Keberadaan sektor pertembakauan memberikan kontribusi riil bagi Negara melalui pajak, cukai hasil tembakau, penyerapan tenaga kerja dan masih banyak lagi. Merujuk data resmi, Dirjen Bea dan Cukai Kementerian Keuangan tahun 2015 menunjukkan bahwa industri hasil tembakau (IHT) merupakan penyumbang pajak terbesar ketiga bagi Indonesia, setelah PPN dan PPH.
Ketua Departemen Antar Lembaga Asosiasi Petani Tembakau Indonesia (APTI) Yudha Sudarmaji mengatakan, pembayaran pajak produk tembakau di tahun 2015 mencapai Rp173,9 triliun, yang terdiri atas cukai tembakau, pajak daerah, dan PPN rokok. Sementara, data BPS tahun 2014 menyebutkan IHT merupakan penyumbang ekspor yang signifikan terhadap negara, dengan peningkatan nilai sebesar 52 persen sejak 2010 sampai dengan 2014.
“Kontribusi riil tersebut harus dibarengi langkah tegas pemerintah untuk melindungi keberadaan dan keberlangsungan sektor pertembakauan melalui regulasi,” kata Yudha dalam aksi damai petani tembakau di depan kantor Gubernur Jawa Tengah, Semarang, Jawa Tengah, Senin (9/1/2017).
Yudha menegaskan bahwa setiap usaha/bisnis amat memerlukan kepastian hukum di manapun usaha tersebut dijalankan agar memperoleh ketenangan menjalankan usaha dan dapat memproyeksikan usahanya di masa depan. Demikian pula yang terjadi pada petani tembakau. RUU Pertembakauan yang telah disepakati sebagai RUU inisiatif DPR pada paripurna DPR 15 Desember 2016 lalu merupakan harapan para pemangku kepentingan sektor pertembakauan.

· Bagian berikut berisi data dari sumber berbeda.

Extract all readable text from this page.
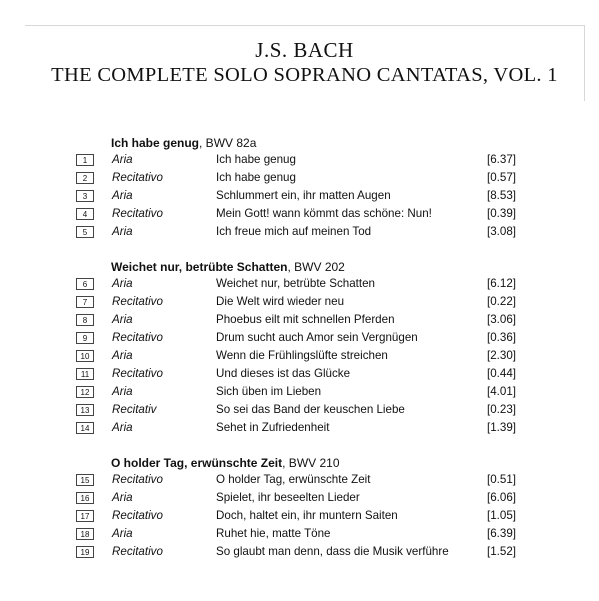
J.S. BACH
THE COMPLETE SOLO SOPRANO CANTATAS, VOL. 1
Ich habe genug, BWV 82a
1	Aria	Ich habe genug	[6.37]
2	Recitativo	Ich habe genug	[0.57]
3	Aria	Schlummert ein, ihr matten Augen	[8.53]
4	Recitativo	Mein Gott! wann kömmt das schöne: Nun!	[0.39]
5	Aria	Ich freue mich auf meinen Tod	[3.08]
Weichet nur, betrübte Schatten, BWV 202
6	Aria	Weichet nur, betrübte Schatten	[6.12]
7	Recitativo	Die Welt wird wieder neu	[0.22]
8	Aria	Phoebus eilt mit schnellen Pferden	[3.06]
9	Recitativo	Drum sucht auch Amor sein Vergnügen	[0.36]
10	Aria	Wenn die Frühlingslüfte streichen	[2.30]
11	Recitativo	Und dieses ist das Glücke	[0.44]
12	Aria	Sich üben im Lieben	[4.01]
13	Recitativ	So sei das Band der keuschen Liebe	[0.23]
14	Aria	Sehet in Zufriedenheit	[1.39]
O holder Tag, erwünschte Zeit, BWV 210
15	Recitativo	O holder Tag, erwünschte Zeit	[0.51]
16	Aria	Spielet, ihr beseelten Lieder	[6.06]
17	Recitativo	Doch, haltet ein, ihr muntern Saiten	[1.05]
18	Aria	Ruhet hie, matte Töne	[6.39]
19	Recitativo	So glaubt man denn, dass die Musik verführe	[1.52]
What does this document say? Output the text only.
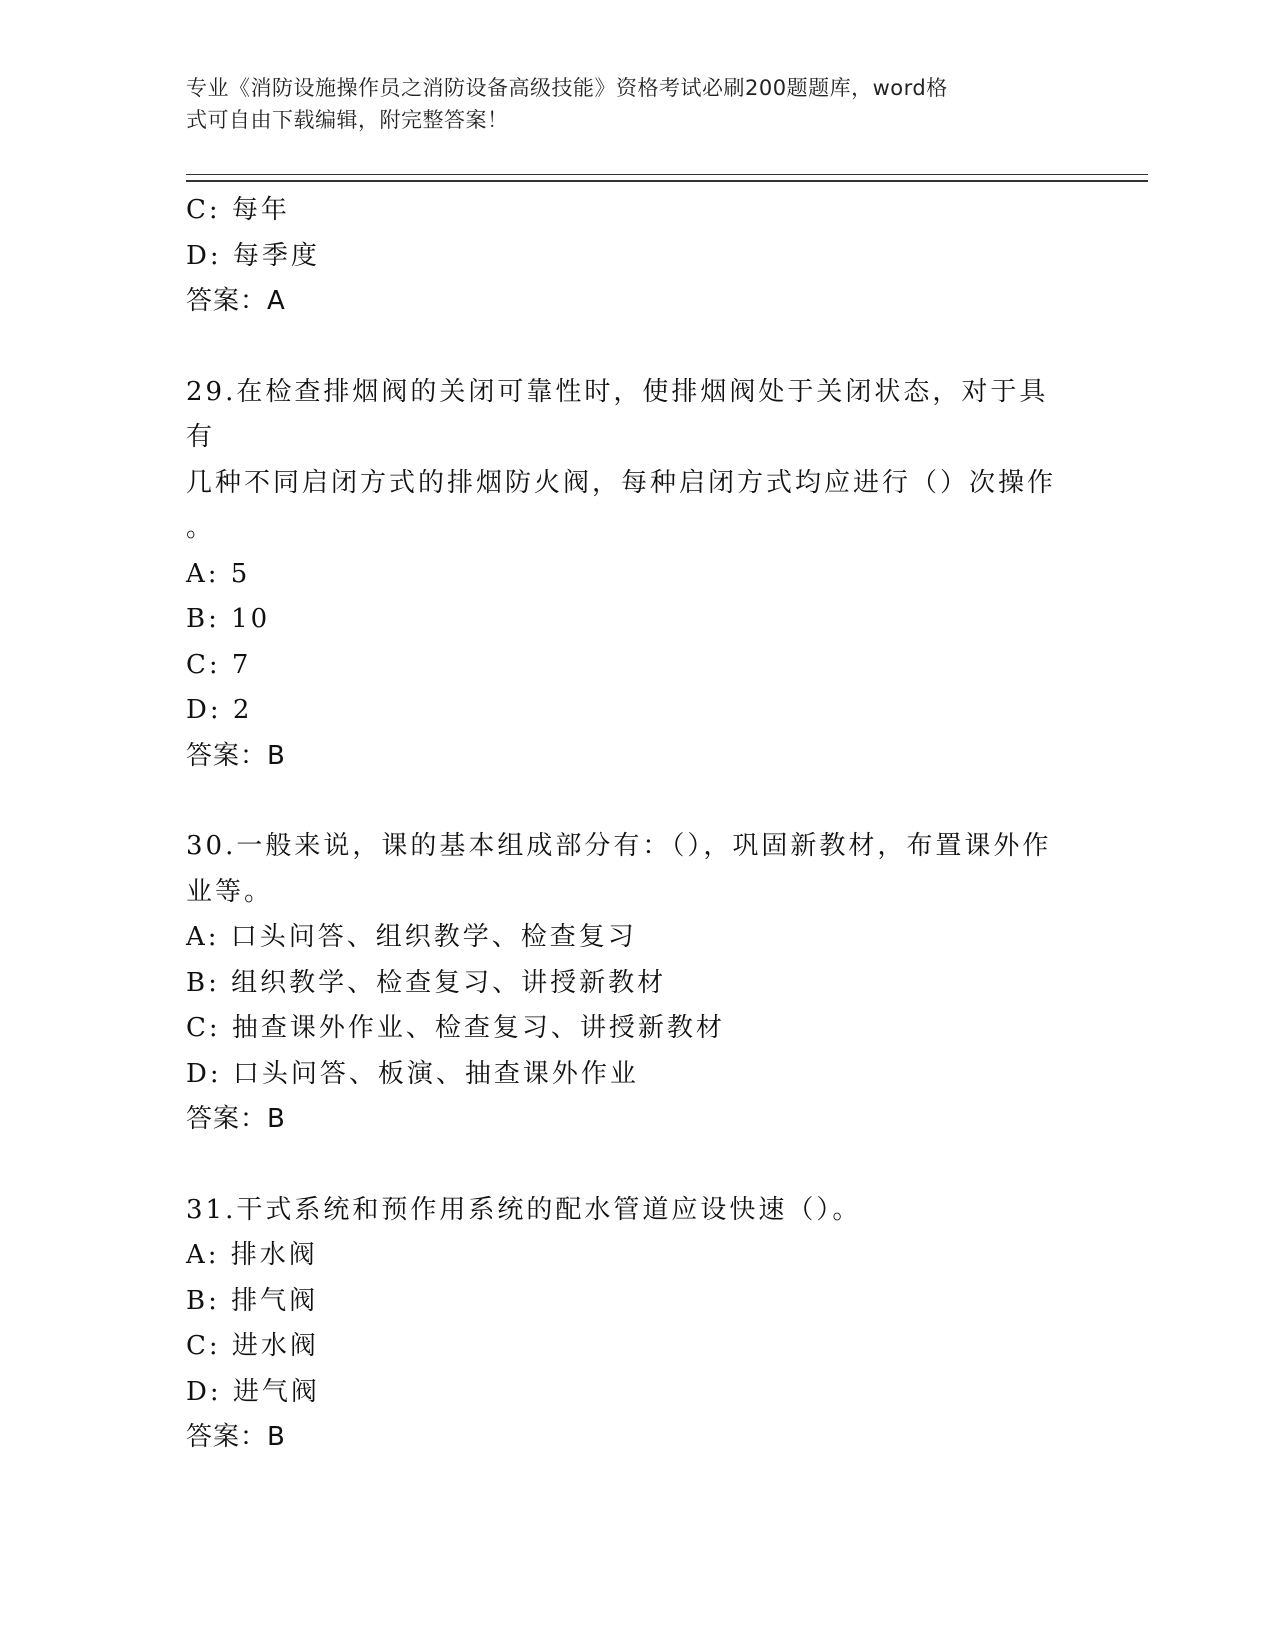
专业《消防设施操作员之消防设备高级技能》资格考试必刷200题题库，word格
式可自由下载编辑，附完整答案！

C: 每年

D: 每季度

答案：A

29.在检查排烟阀的关闭可靠性时，使排烟阀处于关闭状态，对于具有

几种不同启闭方式的排烟防火阀，每种启闭方式均应进行（）次操作

。

A: 5

B: 10

C: 7

D: 2

答案：B

30.一般来说，课的基本组成部分有：（），巩固新教材，布置课外作

业等。

A: 口头问答、组织教学、检查复习

B: 组织教学、检查复习、讲授新教材

C: 抽查课外作业、检查复习、讲授新教材

D: 口头问答、板演、抽查课外作业

答案：B

31.干式系统和预作用系统的配水管道应设快速（）。

A: 排水阀

B: 排气阀

C: 进水阀

D: 进气阀

答案：B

Baca Juga: DPR: Pemerintah Perlu Beri Solusi bagi Petani Tembakau
Menurut Yudha, RUU Pertembakauan merupakan aspirasi dan kebutuhan hukum berbagai pemangku kepentingan yang diharapkan dapat memperbaiki regulasi dari berbagai aspek, seperti pengelolaan tembakau baik dari sisi budidaya, kepentingan petani, produksi, tata niaga, penerimaan negara, maupun aspek ketenagakerjaan.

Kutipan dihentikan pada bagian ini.